Ontario experienced a rare phenomenon during last night’s winter storm, with residents witnessing lightning and thunder along with heavy snow and high winds.
Up to 30 centimetres of snow fell on southern Ontario in under 16 hours, resulting in power outages and dangerous driving conditions.
The thundersnow, a rare event in which an air mass becomes so unstable that it turns violent, lit up the night sky.
Residents were urged to remain in doors and not travel as visibility was next to none.
Cars drive during a snow storm in Toronto on Friday, March 3, 2023. THE CANADIAN PRESS/Arlyn McAdorey
A senior climatologist for Environment Canada said Saturday that “almost a half a winter’s worth of snow” has dropped in the last 10 days.
“Since Feb. 22 we’ve had about 50 centimeters of snow,” Dave Phillips said.
A man shovels snow after a fierce winter storm brought heavy snow, strong winds and even thunder and lightning to most of southern Ontario, Toronto, Ont., Saturday, March 4, 2023. THE CANADIAN PRESS/Tammy Hoy
The City of Toronto, meanwhile, declared a “major snowstorm condition” on Saturday, saying that on Monday drivers won’t be allowed to park on certain streets to allow for snow removal.
Workers clear snow from Toronto City Hall during a snow storm in Toronto, Saturday, March 4, 2023. Environment Canada has issued a winter storm warning for much of southern Ontario.

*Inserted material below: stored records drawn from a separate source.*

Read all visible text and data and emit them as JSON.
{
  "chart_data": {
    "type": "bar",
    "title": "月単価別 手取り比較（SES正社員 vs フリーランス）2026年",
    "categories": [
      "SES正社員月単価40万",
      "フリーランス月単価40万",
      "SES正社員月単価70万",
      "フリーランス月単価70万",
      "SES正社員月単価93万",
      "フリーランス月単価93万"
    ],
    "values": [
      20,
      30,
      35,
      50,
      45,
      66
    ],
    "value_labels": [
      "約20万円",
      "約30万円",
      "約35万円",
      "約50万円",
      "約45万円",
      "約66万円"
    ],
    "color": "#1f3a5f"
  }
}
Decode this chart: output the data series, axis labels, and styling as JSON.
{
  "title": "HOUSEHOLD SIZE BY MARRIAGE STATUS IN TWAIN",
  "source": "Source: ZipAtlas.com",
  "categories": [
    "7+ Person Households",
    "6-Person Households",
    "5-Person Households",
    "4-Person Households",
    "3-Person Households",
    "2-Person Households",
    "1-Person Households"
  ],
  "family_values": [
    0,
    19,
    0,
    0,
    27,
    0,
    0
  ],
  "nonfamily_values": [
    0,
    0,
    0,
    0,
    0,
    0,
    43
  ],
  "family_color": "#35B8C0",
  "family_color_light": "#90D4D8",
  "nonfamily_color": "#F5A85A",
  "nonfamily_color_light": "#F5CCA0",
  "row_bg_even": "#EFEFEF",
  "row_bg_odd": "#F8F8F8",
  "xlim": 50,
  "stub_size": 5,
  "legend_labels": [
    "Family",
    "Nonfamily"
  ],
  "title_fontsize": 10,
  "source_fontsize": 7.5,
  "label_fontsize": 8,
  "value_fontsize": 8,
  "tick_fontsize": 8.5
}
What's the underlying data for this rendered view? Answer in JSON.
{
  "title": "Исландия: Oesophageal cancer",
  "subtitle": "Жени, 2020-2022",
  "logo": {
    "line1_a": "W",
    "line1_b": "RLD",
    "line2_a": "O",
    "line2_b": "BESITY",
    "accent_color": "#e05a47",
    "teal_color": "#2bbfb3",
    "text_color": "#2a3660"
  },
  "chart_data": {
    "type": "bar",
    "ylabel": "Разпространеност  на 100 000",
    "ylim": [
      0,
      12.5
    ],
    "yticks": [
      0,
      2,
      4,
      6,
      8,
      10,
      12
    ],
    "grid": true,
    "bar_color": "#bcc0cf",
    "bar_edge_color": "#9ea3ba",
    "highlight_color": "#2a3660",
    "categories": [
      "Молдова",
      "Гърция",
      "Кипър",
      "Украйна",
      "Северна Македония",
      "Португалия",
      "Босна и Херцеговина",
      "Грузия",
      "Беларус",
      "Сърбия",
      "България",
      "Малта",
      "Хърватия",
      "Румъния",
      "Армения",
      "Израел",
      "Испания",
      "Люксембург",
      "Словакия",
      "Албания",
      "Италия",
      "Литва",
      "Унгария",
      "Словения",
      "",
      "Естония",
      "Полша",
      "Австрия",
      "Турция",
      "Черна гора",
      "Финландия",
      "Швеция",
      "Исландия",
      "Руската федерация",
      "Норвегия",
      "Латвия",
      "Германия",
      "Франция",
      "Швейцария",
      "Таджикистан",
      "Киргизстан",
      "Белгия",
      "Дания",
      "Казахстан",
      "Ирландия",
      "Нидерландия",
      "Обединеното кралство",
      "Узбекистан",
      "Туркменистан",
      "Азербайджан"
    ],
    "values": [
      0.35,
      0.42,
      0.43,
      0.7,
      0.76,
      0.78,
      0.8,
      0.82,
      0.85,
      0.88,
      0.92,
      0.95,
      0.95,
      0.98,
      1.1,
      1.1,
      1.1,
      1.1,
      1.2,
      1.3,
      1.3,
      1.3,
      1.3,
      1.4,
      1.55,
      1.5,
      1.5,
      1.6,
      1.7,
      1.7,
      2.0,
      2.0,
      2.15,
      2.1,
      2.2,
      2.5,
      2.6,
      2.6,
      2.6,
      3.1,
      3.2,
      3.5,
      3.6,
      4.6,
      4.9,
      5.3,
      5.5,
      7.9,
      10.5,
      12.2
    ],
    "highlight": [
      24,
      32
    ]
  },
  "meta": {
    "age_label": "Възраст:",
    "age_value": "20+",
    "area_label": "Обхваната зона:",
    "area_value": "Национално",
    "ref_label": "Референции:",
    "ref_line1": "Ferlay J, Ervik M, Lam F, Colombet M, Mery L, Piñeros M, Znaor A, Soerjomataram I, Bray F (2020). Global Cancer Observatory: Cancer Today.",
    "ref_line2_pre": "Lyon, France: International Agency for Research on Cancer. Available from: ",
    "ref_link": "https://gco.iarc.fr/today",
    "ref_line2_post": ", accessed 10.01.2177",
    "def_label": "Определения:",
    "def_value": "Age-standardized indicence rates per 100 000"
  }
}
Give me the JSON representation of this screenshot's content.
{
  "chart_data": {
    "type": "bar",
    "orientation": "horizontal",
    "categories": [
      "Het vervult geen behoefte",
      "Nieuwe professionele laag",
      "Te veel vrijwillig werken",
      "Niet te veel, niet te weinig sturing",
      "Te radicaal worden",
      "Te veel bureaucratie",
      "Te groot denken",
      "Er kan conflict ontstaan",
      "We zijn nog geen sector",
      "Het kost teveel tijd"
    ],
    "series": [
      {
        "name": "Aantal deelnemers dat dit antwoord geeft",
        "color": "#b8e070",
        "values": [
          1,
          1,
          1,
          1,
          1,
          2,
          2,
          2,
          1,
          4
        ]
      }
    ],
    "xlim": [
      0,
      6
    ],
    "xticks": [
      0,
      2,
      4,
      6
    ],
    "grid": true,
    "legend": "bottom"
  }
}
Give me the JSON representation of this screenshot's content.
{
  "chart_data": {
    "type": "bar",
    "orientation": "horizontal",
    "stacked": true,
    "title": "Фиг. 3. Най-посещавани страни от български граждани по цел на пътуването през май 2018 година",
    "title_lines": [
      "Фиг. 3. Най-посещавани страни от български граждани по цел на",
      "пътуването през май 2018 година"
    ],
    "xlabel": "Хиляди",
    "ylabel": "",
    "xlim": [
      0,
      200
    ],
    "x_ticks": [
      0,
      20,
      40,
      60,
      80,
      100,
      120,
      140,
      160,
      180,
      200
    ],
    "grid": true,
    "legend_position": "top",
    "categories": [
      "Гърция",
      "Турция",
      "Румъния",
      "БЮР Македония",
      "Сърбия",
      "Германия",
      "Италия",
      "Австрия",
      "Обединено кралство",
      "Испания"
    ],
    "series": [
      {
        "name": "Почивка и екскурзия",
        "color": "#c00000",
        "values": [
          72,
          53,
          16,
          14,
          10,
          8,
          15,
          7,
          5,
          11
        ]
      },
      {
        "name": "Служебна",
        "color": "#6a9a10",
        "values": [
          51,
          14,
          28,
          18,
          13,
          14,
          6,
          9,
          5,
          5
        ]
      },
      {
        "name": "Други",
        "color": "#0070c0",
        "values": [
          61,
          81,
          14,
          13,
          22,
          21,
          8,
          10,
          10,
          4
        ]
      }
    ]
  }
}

THE CANADIAN PRESS/Arlyn McAdorey
Residents spent much of Saturday morning digging their vehicles out.
A person uses a snowblower to clear snow in the Sandy Hill neighbourhood of Ottawa, Saturday, March 4, 2023. THE CANADIAN PRESS/Spencer Colby
The flurries finally tapered off as mid-Saturday morning. However, Environment Canada says this may not be the last snowfall for the province.
Ossington Avenue is seen after a snow storm in Toronto, Saturday, March 4, 2023. THE CANADIAN PRESS/Arlyn McAdorey
There is a 40 per cent chance of flurries on Sunday, despite temperatures reaching a high of 7 C.